Twitty throws a ton of country soul at Joe and Rose Maphis' '“Dim Lights, Thick Smoke,” Hughey's guitar weeping a puddle of steel tears on a tune Twitty first recorded on '68s Here's Conway Twitty & His Lonely Blue Boys.
“Hello Darlin'” never sounded better, Twitty doing that bottom to top scale soarin' thing on every line, wailin' like a lovesick soul. This stuff sounds like it was recorded yesterday, and to make it even better ear candy, its available on vinyl as well.
Twitty wraps his tonsils around the rafters and swings from 'em once again on “How Much More Can She Stand,” a number one hit for him the year before he recut it here.
It's one of the best country cheatin songs ever recorded, Twitty confessing that he even though he loves his wife, he has a devil in his body that he just can't satisfy. “I try to stay at home, love only her /Play with the kids and watch T.V. But then my mind becomes unsure/About the kind of love I need,” Twitty moans before going out and engaging in the devils' bidness with other women. “My reasons for cheating are as good as lies can be/How much more can she stand, and still stand by me?”
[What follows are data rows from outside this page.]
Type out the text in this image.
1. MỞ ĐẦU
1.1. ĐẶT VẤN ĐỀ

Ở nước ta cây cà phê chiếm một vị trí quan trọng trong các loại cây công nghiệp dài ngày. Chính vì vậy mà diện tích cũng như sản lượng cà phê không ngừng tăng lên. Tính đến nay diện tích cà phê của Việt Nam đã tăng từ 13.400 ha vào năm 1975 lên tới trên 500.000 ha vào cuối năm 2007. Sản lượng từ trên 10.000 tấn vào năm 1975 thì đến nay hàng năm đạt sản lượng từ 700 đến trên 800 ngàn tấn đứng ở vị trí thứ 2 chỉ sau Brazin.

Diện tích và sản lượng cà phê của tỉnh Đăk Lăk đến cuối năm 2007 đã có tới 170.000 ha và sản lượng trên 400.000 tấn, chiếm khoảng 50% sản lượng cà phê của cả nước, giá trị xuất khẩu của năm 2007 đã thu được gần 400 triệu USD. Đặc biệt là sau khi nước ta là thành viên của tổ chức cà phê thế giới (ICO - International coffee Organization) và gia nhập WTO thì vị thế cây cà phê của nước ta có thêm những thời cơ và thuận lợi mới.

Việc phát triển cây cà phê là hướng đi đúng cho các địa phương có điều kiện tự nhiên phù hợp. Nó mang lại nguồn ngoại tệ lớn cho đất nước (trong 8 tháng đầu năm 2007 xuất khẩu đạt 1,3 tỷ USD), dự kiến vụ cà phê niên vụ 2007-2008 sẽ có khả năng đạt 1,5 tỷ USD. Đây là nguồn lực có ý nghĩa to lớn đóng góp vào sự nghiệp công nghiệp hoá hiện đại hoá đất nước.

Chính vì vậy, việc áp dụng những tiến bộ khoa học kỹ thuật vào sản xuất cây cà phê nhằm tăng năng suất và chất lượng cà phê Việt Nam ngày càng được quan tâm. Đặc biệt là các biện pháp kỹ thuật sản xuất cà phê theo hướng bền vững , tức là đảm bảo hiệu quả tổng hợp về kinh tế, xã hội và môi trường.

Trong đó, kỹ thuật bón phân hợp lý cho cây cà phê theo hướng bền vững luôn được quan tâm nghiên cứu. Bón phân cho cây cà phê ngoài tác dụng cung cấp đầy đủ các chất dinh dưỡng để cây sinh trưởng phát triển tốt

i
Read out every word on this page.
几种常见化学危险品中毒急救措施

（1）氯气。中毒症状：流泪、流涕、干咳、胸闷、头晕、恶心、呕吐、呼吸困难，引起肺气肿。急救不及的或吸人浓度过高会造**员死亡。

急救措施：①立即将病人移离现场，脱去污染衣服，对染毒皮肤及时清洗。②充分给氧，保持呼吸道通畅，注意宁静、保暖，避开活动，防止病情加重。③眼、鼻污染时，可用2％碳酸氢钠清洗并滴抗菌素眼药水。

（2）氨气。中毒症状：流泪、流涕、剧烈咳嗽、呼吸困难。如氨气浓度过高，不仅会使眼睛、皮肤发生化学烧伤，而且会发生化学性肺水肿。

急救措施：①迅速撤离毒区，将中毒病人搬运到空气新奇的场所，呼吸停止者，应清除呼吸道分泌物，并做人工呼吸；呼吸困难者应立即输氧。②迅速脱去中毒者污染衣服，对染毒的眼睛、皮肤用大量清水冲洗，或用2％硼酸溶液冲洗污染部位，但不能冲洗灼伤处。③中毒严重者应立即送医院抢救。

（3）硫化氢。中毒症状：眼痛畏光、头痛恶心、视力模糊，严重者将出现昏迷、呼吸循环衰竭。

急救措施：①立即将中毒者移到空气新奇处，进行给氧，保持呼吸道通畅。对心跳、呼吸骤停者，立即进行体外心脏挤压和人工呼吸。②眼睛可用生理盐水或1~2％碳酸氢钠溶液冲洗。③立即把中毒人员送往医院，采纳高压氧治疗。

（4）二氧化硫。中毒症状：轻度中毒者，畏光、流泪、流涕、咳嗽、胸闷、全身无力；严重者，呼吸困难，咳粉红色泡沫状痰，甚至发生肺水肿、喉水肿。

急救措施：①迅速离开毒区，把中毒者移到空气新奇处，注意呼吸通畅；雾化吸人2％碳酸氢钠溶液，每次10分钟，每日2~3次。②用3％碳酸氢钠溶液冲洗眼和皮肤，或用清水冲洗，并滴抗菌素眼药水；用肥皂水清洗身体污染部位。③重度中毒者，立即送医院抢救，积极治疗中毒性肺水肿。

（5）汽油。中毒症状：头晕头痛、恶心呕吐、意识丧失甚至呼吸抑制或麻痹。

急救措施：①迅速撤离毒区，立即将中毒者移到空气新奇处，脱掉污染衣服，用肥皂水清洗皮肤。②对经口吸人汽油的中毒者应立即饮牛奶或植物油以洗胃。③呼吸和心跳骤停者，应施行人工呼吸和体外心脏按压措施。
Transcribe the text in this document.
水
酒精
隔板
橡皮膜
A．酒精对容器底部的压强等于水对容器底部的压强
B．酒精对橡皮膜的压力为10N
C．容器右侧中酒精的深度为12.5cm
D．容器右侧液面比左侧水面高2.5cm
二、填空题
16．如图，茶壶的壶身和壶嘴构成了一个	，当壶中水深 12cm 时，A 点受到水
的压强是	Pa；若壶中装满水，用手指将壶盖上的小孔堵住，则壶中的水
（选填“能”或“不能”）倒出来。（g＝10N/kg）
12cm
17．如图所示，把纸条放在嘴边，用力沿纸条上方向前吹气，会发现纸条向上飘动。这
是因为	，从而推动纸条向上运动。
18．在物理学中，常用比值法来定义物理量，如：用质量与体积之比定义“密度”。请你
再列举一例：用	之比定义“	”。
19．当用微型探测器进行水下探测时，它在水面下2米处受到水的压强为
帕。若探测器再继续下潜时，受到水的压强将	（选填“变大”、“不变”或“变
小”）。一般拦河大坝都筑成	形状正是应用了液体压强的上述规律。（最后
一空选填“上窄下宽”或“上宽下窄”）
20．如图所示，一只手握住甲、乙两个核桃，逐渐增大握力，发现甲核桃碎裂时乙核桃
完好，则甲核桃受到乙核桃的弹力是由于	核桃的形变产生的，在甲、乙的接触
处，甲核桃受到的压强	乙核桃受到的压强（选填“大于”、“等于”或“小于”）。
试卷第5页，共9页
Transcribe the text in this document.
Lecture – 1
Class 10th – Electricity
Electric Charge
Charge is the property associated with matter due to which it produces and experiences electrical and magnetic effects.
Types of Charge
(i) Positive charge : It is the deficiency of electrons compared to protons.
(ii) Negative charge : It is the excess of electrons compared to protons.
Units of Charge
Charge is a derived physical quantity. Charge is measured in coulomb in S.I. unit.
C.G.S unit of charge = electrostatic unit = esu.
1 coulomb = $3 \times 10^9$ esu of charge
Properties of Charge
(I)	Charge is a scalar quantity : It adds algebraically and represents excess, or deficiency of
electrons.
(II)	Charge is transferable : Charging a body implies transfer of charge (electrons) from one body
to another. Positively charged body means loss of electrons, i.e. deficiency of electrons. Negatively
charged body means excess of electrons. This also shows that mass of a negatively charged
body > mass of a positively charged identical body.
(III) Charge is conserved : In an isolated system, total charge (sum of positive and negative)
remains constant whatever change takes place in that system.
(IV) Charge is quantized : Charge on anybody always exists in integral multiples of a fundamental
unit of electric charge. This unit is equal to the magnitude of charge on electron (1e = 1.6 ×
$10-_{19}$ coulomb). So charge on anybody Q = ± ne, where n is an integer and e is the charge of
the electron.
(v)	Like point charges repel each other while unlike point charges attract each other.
Ray Price's '56 version of “Crazy Arms” set the bar pretty high, but Twitty borrowed it and had a number one hit with it from his '69 release, I Love You More Today. The '69 version leans more towards bluegrass, but the Timeless version is pure country soul.
“The Image Of Me” sounds like it ought to be in George Jones' catalog. And it is, but hardly anybody noticed when it came out on his 1970 release, Will You Visit Me On Sunday? Twitty never partied as hard as Jones, but on this one he sells the image of himself as a heartless,drunken, no-good woman ruiner pretty well, taking a simple old fashioned country girl and dragging her down til she gave up and drifted away. Gram Parsons and the Flying Burrito Brothers took a run at it as well on '69's The Flying Burrito Brothers:The Definitive Collection, but Twitty's take takes home the prize for best audio portrayal of a woman messin'-up bastard.
Too many times these unearthings are disappointing outtakes that should have remained left out, or excruciating rehashes or posthumous remixes of done to death greatest hits. But this collection keeps Conway Twitty alive and vibrant, a real tribute to his talent, a welcome add-on to his musical legacy.